二時限目は体育で、るるは保健室へ逃げた。制服のままクリーム色のカーテンに囲われて、ベッドに潜ってYoutube動画を字幕で流し見る。
『高校生のうちにやっておきたい事ランキング、第十位は!』
壁時計から、秒針の音が響いている。ほぼ何もしてないのに倦怠感で潰れそう。消毒液の臭いで噎せそうだ。SNSに切り替えて、習慣で奈子のページを開いた。
写真が多く目に鮮やかだ。自撮り写真の
変な男の自分語りの長文コメントも目立つ。奈子は全てに丁寧な返信をしていた。
〝心配してくれてありがとう! お気遣いありがとうございます。会いたいって私にですか? 嘘でも嬉しい!〟
あるコメントには老人の自撮り写真が付いていた。
〝大丈夫、です、か? オレ、が、貴女の、話を、聞き、いて、支えて、あげます❕❕〟
白髪がヘロヘロの男だ、老け込んだ顔で虚空を睨んでいる。背景は汚い和室、無表情に締まりがなく、何故か上半身が裸で肋骨が浮いている。ピントの合わない両目が、顔からそれだけ浮き出るように黒々と、引き込まれそうに目元に力が無い。
〝正雄さんは優しいですね。いつも私のこと心配してくれて、コメントもありがとう〟
承認欲求って言葉がいつでも身近にある。この単語にハッピーな文脈は無い。SNSに絡む〝承認〟のイメージは、派手な女の子が高い所から転げ落ちるようなそれだ。
それでもネットに無数に転がる〝死にたい〟この言葉はきっと、身を切るほどの真実なのに。
ウトウトしていると、養護教諭のサエちゃんに起こされた。白衣を着た中年の不美人で、貫禄がある。
「伊東さん、昼休みのチャイムが鳴ったよ、一度退室しなさい。もし無理なら早退するか、これから病院行くか担任の先生と話しなさい」
「教室戻るくらいなら……し、死にたいんですけど」
挑むつもりで言ってみる、小さな声が出た。サエちゃんは怯まない、慣れているのだ。
「高校生なんてね、程度の差こそあれ、誰でも少しは死にたいもんだよ。はいこれ、持って行きなさい。」
小さいサイズのプリントを渡される。白黒印刷でLINEのQRコードが載っている。
「体調が悪い時はいつでも保健室に来なさい。クラスにイジメでもあるの?」
「イジメは……無いです」
下校時刻にはもう外が暗かった。疲労で全身が重く、フラフラしながら校門を出る。
スクールバス乗り場では、生徒たちがコロニーを作って騒いでいて、暗い塀の影に隠れる。どこにいっても、自分の居場所に違和感がある。
誰も見ていないのを確認して、カードを取り出しサエちゃんに友達申請を送った。意外と心配してくれていたのかもしれない? でもサエちゃんと何を話すんだろう。

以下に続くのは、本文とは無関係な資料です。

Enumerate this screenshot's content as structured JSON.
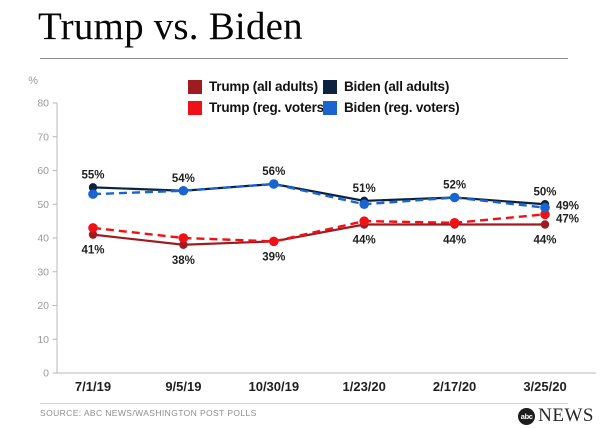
{
  "page": {
    "title": "Trump vs. Biden",
    "source": "SOURCE: ABC NEWS/WASHINGTON POST POLLS",
    "logo": {
      "abc": "abc",
      "news": "NEWS"
    }
  },
  "legend": {
    "items": [
      {
        "label": "Trump (all adults)",
        "color": "#9e1b22"
      },
      {
        "label": "Biden (all adults)",
        "color": "#0c2340"
      },
      {
        "label": "Trump (reg. voters)",
        "color": "#f01116"
      },
      {
        "label": "Biden (reg. voters)",
        "color": "#1a64d2"
      }
    ]
  },
  "chart_data": {
    "type": "line",
    "title": "Trump vs. Biden",
    "x": [
      "7/1/19",
      "9/5/19",
      "10/30/19",
      "1/23/20",
      "2/17/20",
      "3/25/20"
    ],
    "ylabel": "%",
    "ylim": [
      0,
      80
    ],
    "yticks": [
      0,
      10,
      20,
      30,
      40,
      50,
      60,
      70,
      80
    ],
    "grid": false,
    "legend_position": "top",
    "series": [
      {
        "name": "Trump (all adults)",
        "color": "#9e1b22",
        "dash": false,
        "values": [
          41,
          38,
          39,
          44,
          44,
          44
        ]
      },
      {
        "name": "Biden (all adults)",
        "color": "#0c2340",
        "dash": false,
        "values": [
          55,
          54,
          56,
          51,
          52,
          50
        ]
      },
      {
        "name": "Trump (reg. voters)",
        "color": "#f01116",
        "dash": true,
        "values": [
          43,
          40,
          39,
          45,
          44.5,
          47
        ]
      },
      {
        "name": "Biden (reg. voters)",
        "color": "#1a64d2",
        "dash": true,
        "values": [
          53,
          54,
          56,
          50,
          52,
          49
        ]
      }
    ],
    "point_labels": [
      {
        "text": "55%",
        "xi": 0,
        "v": 55,
        "pos": "above"
      },
      {
        "text": "54%",
        "xi": 1,
        "v": 54,
        "pos": "above"
      },
      {
        "text": "56%",
        "xi": 2,
        "v": 56,
        "pos": "above"
      },
      {
        "text": "51%",
        "xi": 3,
        "v": 51,
        "pos": "above"
      },
      {
        "text": "52%",
        "xi": 4,
        "v": 52,
        "pos": "above"
      },
      {
        "text": "50%",
        "xi": 5,
        "v": 50,
        "pos": "above"
      },
      {
        "text": "49%",
        "xi": 5,
        "v": 49,
        "pos": "right",
        "dy": 2
      },
      {
        "text": "47%",
        "xi": 5,
        "v": 47,
        "pos": "right",
        "dy": 8
      },
      {
        "text": "41%",
        "xi": 0,
        "v": 41,
        "pos": "below"
      },
      {
        "text": "38%",
        "xi": 1,
        "v": 38,
        "pos": "below"
      },
      {
        "text": "39%",
        "xi": 2,
        "v": 39,
        "pos": "below"
      },
      {
        "text": "44%",
        "xi": 3,
        "v": 44,
        "pos": "below"
      },
      {
        "text": "44%",
        "xi": 4,
        "v": 44,
        "pos": "below"
      },
      {
        "text": "44%",
        "xi": 5,
        "v": 44,
        "pos": "below"
      }
    ]
  }
}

〝友達追加ありがとうございます、K高等学校・保健室の公式LINEです。季節の体調管理のポイントなど配信中。次回のお便りをお待ちください――〟
バス乗り場で誰かが叫んだ。るるは瞬く。確かにイジメは無いし、心配いらないし? 現実なんて全然、大人が考えるほど劇的じゃない。ただ誰も、るるに興味が無いだけだ。